Many GI disorders are poorly addressed by current therapies, including pouchitis, irritable bowel syndrome (IBS), Crohn's disease, ulcerative colitis and Clostridium difficile infections.
"Today, most probiotic bacteria are sold over-the-counter as dietary supplements or in food products such as yogurt, with ambiguous benefits. Instead, Enterologics plans to commercialize our probiotic strains as biologics, each meeting FDA standards for clinical efficacy and approval for a specific indication. We believe that this will establish a unique and strong competitive position in the market," stated Bob Hoerr, Co-Founder and President.

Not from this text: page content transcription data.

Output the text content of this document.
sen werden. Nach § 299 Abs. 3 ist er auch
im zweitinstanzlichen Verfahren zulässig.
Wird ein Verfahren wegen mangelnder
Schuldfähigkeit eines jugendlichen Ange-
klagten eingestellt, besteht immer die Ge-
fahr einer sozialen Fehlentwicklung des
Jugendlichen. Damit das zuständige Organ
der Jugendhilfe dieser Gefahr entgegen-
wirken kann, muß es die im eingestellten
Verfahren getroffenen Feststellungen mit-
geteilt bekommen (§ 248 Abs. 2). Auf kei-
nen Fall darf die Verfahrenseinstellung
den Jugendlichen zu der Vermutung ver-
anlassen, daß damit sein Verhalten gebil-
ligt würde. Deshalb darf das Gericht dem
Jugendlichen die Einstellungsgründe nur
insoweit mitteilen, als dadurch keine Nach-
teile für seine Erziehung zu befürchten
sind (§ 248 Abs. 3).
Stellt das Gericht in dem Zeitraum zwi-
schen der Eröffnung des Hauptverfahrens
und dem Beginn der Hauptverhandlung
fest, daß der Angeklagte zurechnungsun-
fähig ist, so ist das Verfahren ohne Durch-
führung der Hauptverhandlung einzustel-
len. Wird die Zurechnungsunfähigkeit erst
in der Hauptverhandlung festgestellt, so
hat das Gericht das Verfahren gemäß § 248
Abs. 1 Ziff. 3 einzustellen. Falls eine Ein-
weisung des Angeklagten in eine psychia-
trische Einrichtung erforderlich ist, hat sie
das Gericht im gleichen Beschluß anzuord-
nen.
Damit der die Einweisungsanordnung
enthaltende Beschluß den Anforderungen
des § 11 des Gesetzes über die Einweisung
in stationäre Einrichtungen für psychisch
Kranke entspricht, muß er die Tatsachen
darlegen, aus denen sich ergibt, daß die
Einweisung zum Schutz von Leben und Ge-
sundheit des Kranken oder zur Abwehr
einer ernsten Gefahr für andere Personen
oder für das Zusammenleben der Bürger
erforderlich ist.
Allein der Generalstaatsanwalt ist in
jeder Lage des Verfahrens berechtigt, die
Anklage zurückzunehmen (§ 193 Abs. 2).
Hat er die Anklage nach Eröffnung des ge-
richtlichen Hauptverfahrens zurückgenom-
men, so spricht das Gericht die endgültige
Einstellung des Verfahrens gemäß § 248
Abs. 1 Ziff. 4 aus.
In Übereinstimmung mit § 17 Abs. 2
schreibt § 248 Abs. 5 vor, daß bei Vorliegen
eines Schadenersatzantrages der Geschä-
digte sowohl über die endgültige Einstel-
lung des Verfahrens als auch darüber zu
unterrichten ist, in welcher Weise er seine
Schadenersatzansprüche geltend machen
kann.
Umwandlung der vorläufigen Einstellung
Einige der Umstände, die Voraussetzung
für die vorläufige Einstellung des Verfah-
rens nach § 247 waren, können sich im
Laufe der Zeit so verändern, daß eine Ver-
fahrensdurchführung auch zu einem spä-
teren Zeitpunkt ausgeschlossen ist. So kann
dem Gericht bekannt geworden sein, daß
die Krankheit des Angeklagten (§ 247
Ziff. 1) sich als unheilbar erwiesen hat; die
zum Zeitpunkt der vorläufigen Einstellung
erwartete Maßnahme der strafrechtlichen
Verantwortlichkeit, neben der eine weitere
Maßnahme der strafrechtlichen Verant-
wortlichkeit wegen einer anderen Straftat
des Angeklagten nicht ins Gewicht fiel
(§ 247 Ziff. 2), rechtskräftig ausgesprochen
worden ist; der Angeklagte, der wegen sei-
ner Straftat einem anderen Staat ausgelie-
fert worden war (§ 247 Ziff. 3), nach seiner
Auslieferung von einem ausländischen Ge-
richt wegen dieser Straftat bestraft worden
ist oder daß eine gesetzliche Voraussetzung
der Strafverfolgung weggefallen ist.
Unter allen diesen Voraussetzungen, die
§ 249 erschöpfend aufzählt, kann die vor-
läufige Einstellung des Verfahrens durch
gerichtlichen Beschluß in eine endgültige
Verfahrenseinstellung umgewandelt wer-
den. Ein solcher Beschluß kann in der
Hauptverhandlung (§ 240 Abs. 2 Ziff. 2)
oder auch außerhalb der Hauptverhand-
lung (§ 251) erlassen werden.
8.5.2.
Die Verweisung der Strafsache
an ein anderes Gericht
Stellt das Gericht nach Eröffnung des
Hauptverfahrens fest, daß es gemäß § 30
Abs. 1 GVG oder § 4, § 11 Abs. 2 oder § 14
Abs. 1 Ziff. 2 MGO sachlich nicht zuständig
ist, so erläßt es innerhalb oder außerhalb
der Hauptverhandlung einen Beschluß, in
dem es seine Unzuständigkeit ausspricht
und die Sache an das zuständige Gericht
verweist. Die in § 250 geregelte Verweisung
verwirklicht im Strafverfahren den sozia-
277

"We have identified a series of candidate probiotic strains for potential licensing," Dr. Hoerr continued. "We intend to transform each strain into proprietary, live biotherapeutic products, together with a proprietary formulation process to preserve maximum biologic activity. Each product will follow a rigorous development template that includes comprehensive bacterial strain characterization, genomic sequencing and dosage form optimization. Our goal is to move as quickly as possible into clinical trials under an active Investigational New Drug (IND) application."
Probiotics are live microorganisms (in most cases, bacteria) that are similar to or derived from beneficial microorganisms found in the human gut. They are also called "friendly bacteria" or "good bacteria." The community of bacteria living in the gut, which differs in each individual, is the microflora.
Poor eating habits, stress, or antibiotics and other drug treatments for various conditions can disrupt the microflora's natural balance. Disturbances in this equilibrium may occur in conjunction with various GI diseases and may even contribute to their cause.
There are many hurdles to developing probiotics as prescription drugs, including meeting the stringent requirements of the FDA for quality and demonstrated efficacy through clinical testing. However, this pathway does exist and at least one IND has been approved for a specific probiotic bacterial strain.
In their publications, FDA scientists have termed such products "live biotherapeutics," contrasting these to other biologic products, many of which may have been produced by living organisms or cells, but are not in and of themselves capable of replicating and multiplying in the body.
Dr. Hoerr predicted that broader medical use will follow convincing clinical tests of the type used to obtain regulatory approval for drugs and biologics to treat specific conditions. Enterologics will pursue its business plan to develop prescription biologics and drugs for treating various gastrointestinal disorders, subject to the availability of funding.
The Company plans to finance the development of its business from outside sources including through the sale of equity, debt or convertible securities, third party financing and strategic partnering. The goal is to secure sufficient financing to acquire and move a pipeline of products forward in clinical development as efficiently as possible.